The new system is able to analyze electronic documents as they are being
written and determine whether they are records. If so, the system decides
where the records should be routed for long-term storage. "You no longer
need to rely on your end users to file and properly classify valuable documents,"
said David Warner, a sales manager for Provenance Systems Inc., which makes
the records management system.
But government records management experts are skeptical. Generally it
still takes intervention by human beings to determine which documents are
worth saving as records, said Michael Miller, director of modern records
programs at the National Archives and Records Administration.
Increasingly, however, software developers are trying to create programs
that can make decisions that previously required human intelligence. Smart
search engines, for example, are being designed to use past searches to
help direct future searches. And office software soon is expected to be
able to compile profiles of its users' work habits, anticipating information
they might need for work.
The new recordkeeping system, called AutoRecords, is a step in that direction.
It works by analyzing the digital patterns in a document. Based on the patterns
it finds, it determines what category of record the document is and where
it should be filed, Warner said. Provenance partnered with Autonomy Inc.,
which developed the analyzing software called a "dynamic reasoning engine"
used in AutoRecords.
Initially, the reasoning engine is "trained" to sort records by analyzing
sample documents in known categories. Then it compares patterns in the unknown
documents with patterns in known documents, and the system is able to classify
the documents, Warner said. "The more it reads, the smarter it becomes,"
The reasoning engine was developed for use by intelligence agencies
that comb through massive amounts of digital data for useful information.

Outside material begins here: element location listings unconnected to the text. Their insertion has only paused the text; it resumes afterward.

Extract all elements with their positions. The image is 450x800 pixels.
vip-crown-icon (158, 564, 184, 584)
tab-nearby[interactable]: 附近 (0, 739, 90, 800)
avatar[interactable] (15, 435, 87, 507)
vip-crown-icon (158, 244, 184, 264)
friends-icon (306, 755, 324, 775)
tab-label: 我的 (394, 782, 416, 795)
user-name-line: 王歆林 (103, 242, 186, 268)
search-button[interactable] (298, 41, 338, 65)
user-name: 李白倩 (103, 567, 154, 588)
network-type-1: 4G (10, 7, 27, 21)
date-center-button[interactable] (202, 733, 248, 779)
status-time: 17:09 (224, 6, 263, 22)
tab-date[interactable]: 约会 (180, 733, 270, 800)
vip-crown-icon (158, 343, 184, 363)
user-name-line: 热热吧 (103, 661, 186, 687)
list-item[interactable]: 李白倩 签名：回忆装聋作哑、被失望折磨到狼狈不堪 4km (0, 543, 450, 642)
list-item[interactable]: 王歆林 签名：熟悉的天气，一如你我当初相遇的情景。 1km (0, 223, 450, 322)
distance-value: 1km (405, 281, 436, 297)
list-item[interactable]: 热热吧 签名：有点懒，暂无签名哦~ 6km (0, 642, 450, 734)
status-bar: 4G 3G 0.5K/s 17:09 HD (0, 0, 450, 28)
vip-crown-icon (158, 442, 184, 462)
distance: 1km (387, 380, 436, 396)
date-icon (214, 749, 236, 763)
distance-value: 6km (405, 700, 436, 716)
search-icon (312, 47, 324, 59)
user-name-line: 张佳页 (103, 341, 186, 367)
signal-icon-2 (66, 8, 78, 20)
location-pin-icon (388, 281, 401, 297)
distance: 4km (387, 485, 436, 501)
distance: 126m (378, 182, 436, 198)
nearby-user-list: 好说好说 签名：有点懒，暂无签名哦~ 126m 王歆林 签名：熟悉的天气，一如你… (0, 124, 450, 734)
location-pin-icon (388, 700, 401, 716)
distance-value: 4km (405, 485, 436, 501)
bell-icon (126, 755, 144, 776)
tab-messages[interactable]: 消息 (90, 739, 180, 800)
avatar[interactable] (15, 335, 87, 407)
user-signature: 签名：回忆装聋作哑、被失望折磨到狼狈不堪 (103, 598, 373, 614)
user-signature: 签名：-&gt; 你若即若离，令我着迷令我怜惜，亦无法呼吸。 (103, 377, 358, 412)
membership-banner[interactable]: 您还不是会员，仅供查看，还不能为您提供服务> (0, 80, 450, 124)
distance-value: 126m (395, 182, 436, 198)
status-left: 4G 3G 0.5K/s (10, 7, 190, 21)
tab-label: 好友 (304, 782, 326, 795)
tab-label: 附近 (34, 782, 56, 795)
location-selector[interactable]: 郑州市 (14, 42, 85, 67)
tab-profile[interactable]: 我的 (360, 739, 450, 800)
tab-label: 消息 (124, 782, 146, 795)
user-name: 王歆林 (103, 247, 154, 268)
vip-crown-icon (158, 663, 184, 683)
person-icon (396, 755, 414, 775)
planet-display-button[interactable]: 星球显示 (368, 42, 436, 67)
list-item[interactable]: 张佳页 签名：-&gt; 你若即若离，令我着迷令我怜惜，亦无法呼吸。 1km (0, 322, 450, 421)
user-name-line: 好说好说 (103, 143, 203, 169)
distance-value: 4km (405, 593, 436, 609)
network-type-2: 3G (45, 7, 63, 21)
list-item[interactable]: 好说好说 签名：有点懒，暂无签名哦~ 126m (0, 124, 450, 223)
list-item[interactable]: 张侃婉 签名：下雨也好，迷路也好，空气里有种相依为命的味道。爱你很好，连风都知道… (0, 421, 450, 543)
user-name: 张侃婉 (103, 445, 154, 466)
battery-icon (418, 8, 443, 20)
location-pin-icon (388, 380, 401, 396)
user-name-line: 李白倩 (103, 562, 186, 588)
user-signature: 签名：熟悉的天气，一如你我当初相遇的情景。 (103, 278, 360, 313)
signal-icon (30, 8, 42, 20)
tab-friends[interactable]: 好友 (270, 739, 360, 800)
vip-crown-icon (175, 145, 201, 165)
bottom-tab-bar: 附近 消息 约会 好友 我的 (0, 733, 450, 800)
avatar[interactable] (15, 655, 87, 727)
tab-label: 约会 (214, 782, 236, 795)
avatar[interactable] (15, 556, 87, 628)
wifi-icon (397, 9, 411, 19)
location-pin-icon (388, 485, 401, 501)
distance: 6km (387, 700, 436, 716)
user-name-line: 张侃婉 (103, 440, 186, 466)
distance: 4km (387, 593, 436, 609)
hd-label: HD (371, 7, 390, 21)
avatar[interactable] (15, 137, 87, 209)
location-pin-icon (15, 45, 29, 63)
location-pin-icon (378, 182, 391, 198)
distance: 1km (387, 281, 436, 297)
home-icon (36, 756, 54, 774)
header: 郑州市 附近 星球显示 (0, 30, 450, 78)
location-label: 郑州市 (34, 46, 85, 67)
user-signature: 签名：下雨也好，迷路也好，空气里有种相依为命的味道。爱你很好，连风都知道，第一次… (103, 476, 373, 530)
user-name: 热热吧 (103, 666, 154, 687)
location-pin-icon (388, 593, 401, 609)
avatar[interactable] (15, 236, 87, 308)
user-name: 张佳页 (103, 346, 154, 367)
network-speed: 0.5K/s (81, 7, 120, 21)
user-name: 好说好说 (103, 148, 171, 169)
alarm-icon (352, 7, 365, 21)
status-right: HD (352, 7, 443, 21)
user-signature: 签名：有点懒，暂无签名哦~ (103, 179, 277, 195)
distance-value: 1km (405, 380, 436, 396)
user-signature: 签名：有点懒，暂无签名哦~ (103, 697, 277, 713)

When AutoRecords makes mistakes, it will do so consistently, Warner
said. If files in a certain category are misfiled, they all will be misfiled
in the same place, making them easy to find. Humans are more likely to misfile
records "all over the place," he said.
The software is designed to help large organizations cope with the virtual
landslide of documents generated by e-mail, contracts, correspondence, invoices,
employee files and other records.
The ability to automatically classify and store records may respond
to a genuine need, said Steven Aftergood, director of the Federation of
American Scientists' Project on Government Secrecy. Because the number of
records is growing dramatically, "records management is becoming increasingly
sophisticated and burdensome, and as a result, it often simply gets deferred
or ignored," Aftergood said.
But systems like AutoRecords are unlikely to help solve some of the
knottier records problems with which government agencies are wrestling,
including whether original electronic records or paper copies must be saved,
and how electronic records can be stored with assurance that they can be
retrieved decades in the future.
Automatic document sorting systems may be unable to differentiate between
similar documents — drafts of a document, for example — that do not need
to be saved and final versions that do, Aftergood said. "You can't judge
everything about a record by the contents."
And while employees may like being free from the burden of classifying
and filing records, there is a potential downside.
There is an element of "Big Brother" to the system, Warner said. The
system is capable of analyzing and categorizing documents such as e-mail
messages and information downloaded from World Wide Web sites. Thus it could
be used to track how employees are using their computers.